Ulva carsoniae, Dibner & Gabrielson & Freshwater, 2025
publication ID |
https://doi.org/10.1515/bot-2025-0011 |
persistent identifier |
https://treatment.plazi.org/id/F77287B4-404E-FFAF-FC8B-B4AFFE19FD7B |
treatment provided by |
Felipe |
scientific name |
Ulva carsoniae |
status |
sp. nov. |
4.9 Ulva sp. NC 9 – Ulva carsoniae sp. nov
This species was represented by a single specimen in this study that was collected at Carrot Island, near Beaufort, NC. Other specimens of this species have been collected from Virginia, Maryland, Delaware and Rhode Island along the United States east coast, and a single specimen is known from Japan ’ s west coast ( Guidone et al. 2013; Melton and Lopez-Bautista 2021; Ogawa et al. 2013). It is resolved in the rbc L and tufA trees within a large clade that includes the types of U. australis , U. expansa , U. fenestrata , U. rigida , and other undetermined species.

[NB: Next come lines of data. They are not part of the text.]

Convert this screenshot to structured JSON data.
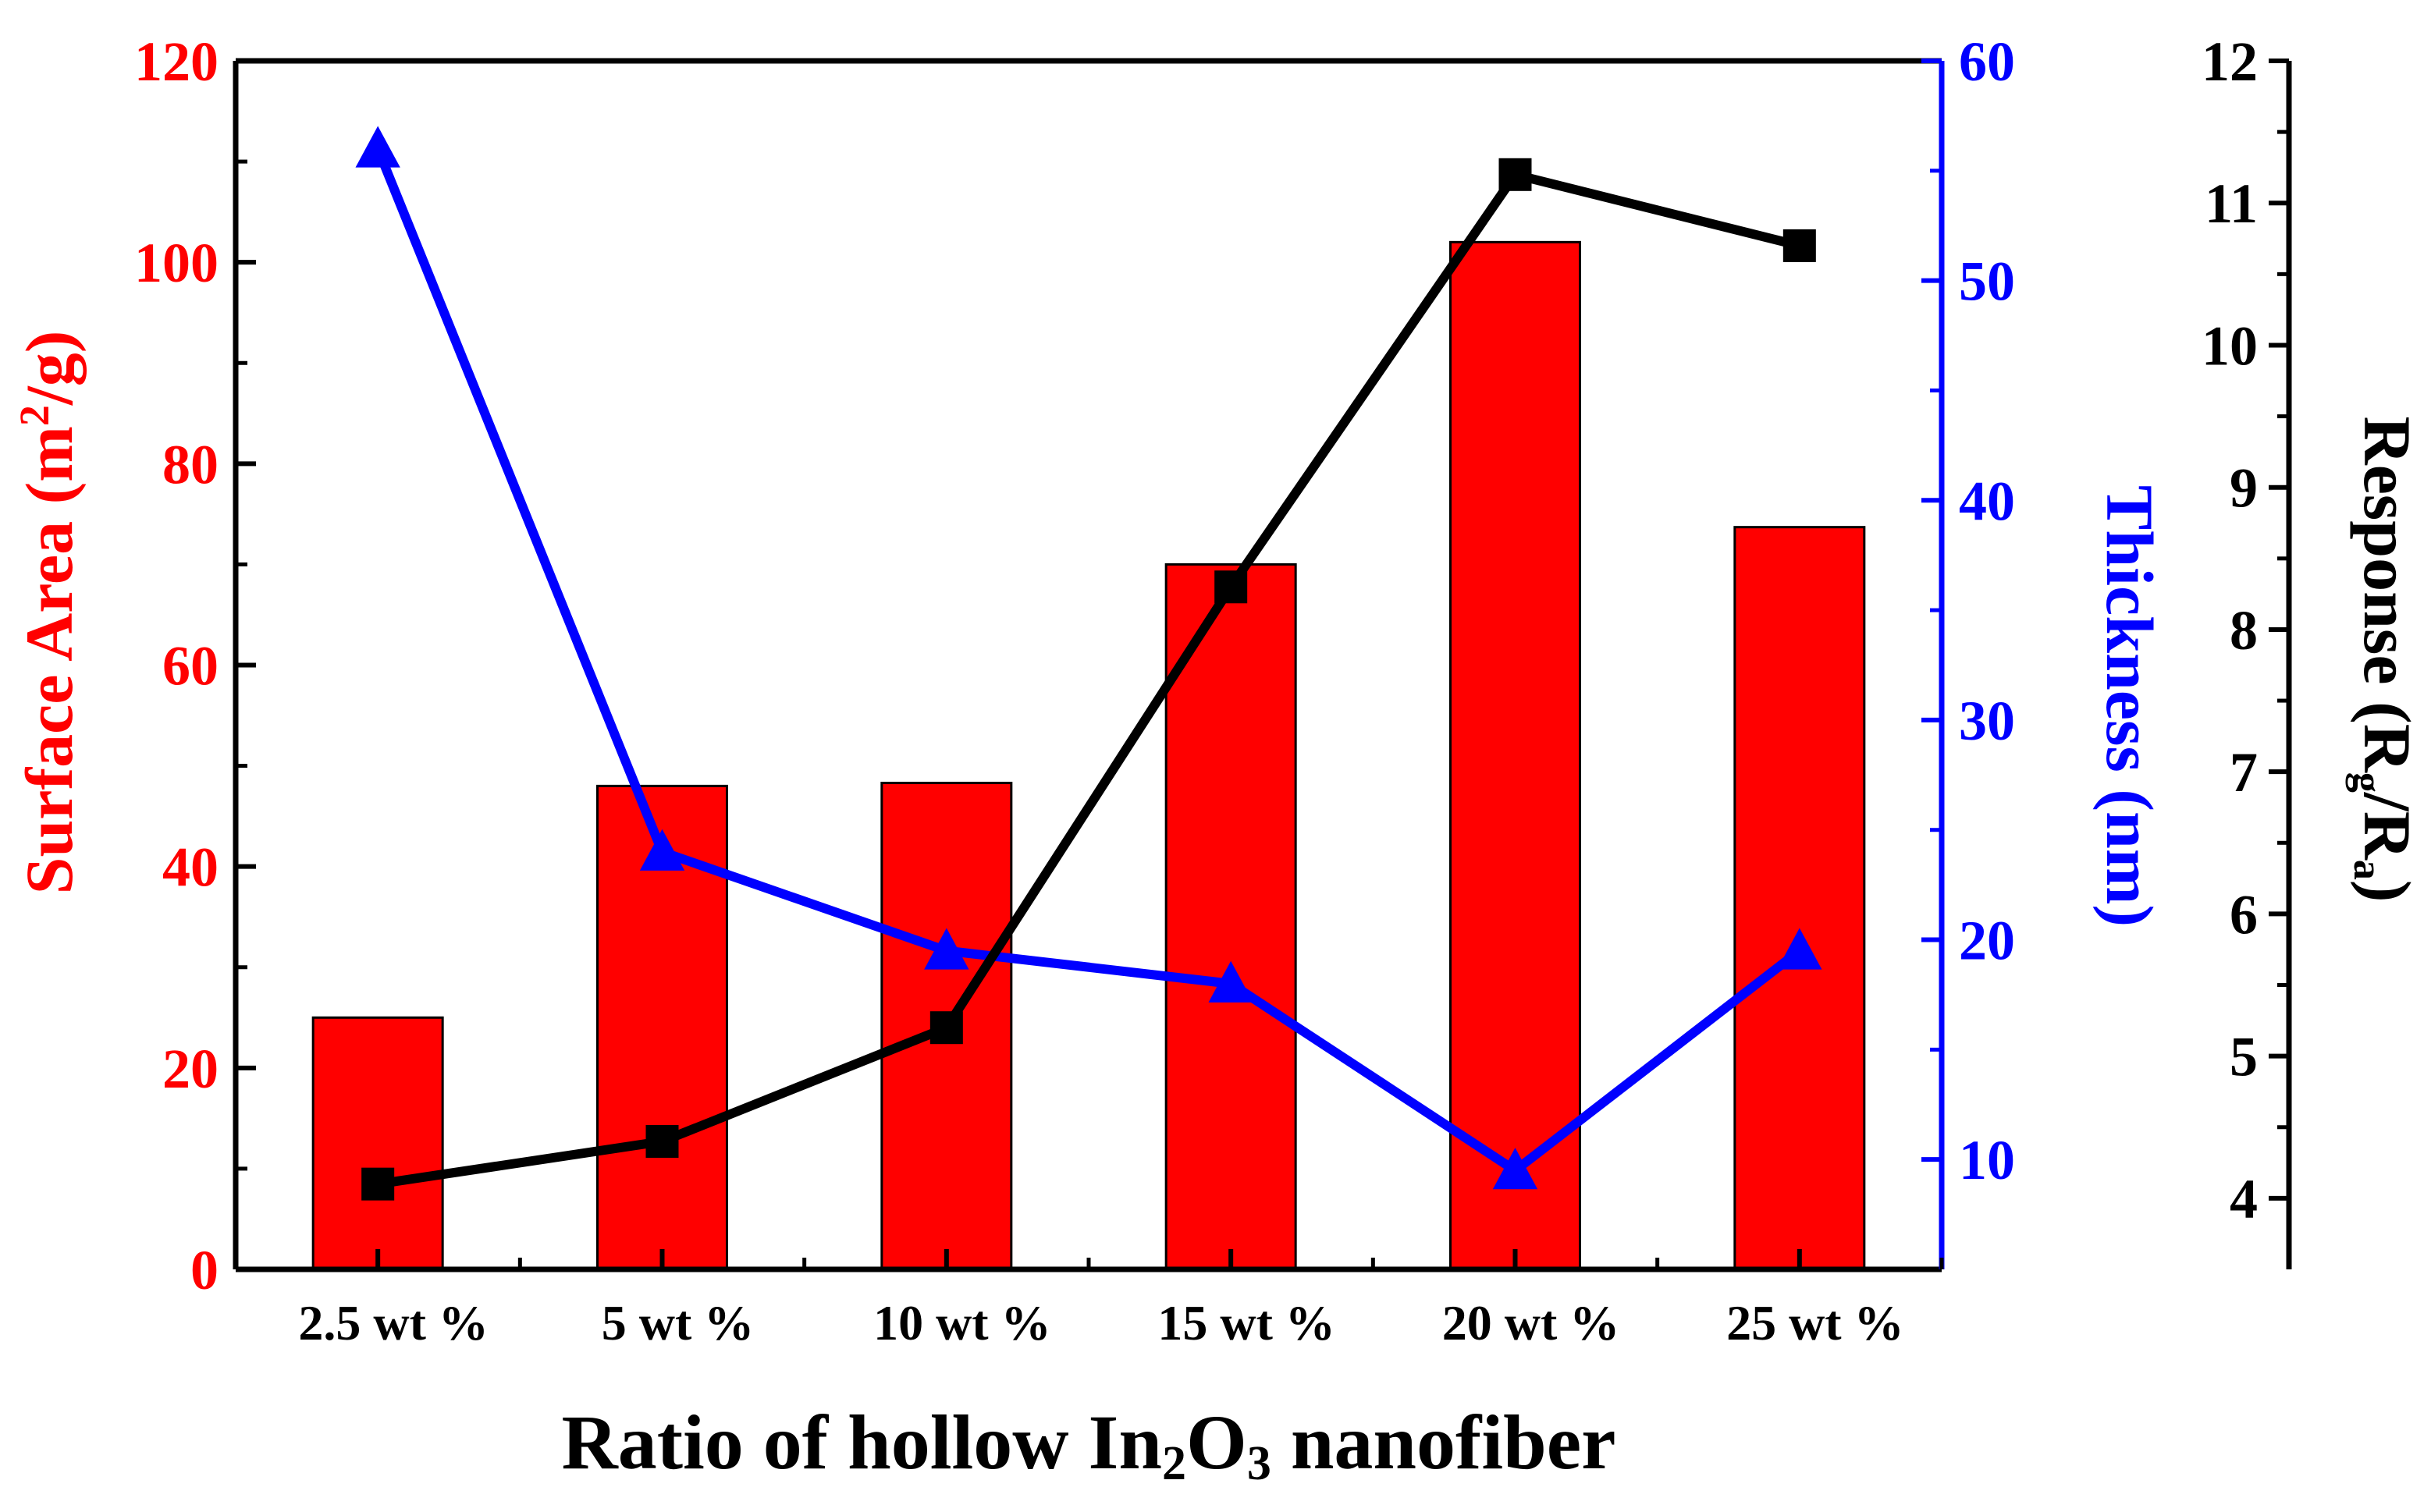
{
  "chart_data": {
    "type": "bar",
    "categories": [
      "2.5 wt %",
      "5 wt %",
      "10 wt %",
      "15 wt %",
      "20 wt %",
      "25 wt %"
    ],
    "series": [
      {
        "name": "Surface Area",
        "type": "bar",
        "axis": "left",
        "color": "#ff0000",
        "values": [
          25,
          48,
          48.3,
          70,
          102,
          73.7
        ]
      },
      {
        "name": "Thickness",
        "type": "line",
        "axis": "right",
        "color": "#0000ff",
        "marker": "triangle",
        "values": [
          56,
          24,
          19.5,
          18,
          9.5,
          19.5
        ]
      },
      {
        "name": "Response",
        "type": "line",
        "axis": "far-right",
        "color": "#000000",
        "marker": "square",
        "values": [
          4.1,
          4.4,
          5.2,
          8.3,
          11.2,
          10.7
        ]
      }
    ],
    "xlabel": {
      "main": "Ratio of hollow In",
      "sub1": "2",
      "mid": "O",
      "sub2": "3",
      "end": " nanofiber"
    },
    "axes": {
      "left": {
        "label": {
          "main": "Surface Area (m",
          "sup": "2",
          "end": "/g)"
        },
        "range": [
          0,
          120
        ],
        "ticks": [
          0,
          20,
          40,
          60,
          80,
          100,
          120
        ],
        "color": "#ff0000"
      },
      "right": {
        "label": "Thickness (nm)",
        "range": [
          5,
          60
        ],
        "ticks": [
          10,
          20,
          30,
          40,
          50,
          60
        ],
        "color": "#0000ff"
      },
      "far_right": {
        "label": {
          "main": "Response (R",
          "sub1": "g",
          "mid": "/R",
          "sub2": "a",
          "end": ")"
        },
        "range": [
          3.5,
          12
        ],
        "ticks": [
          4,
          5,
          6,
          7,
          8,
          9,
          10,
          11,
          12
        ],
        "color": "#000000"
      }
    },
    "grid": false,
    "legend": "none"
  }
}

The single North Carolina collection was a cluster of unbranched blades with fused bases that were growing attached to a small shell. Specimens from Virginia, Maryland and Delaware were reported as having blades with tubular bases that became distromatic with tubular margins, and polygonal cells in surface view with a single pyrenoid ( Melton and Lopez-Bautista 2021). The North Carolina specimens were similar in having polygonal shaped cells in surface view, and pyrenoid numbers that were mostly one, but cells in the North Carolina specimens also sometimes had two or three pyrenoids and the blades lacked hollow bases and margins. The central region interior to the surface cells, extending from the terete base of the stipe immediately above the holdfast through the compressed and then flatten base of the blade was filled with a solid mass of rhizoidal extensions of the cell walls. The large size of the Virginia specimen illustrated by Melton and Lopez-Bautista (2021) suggests that the North Carolina specimens were likely young.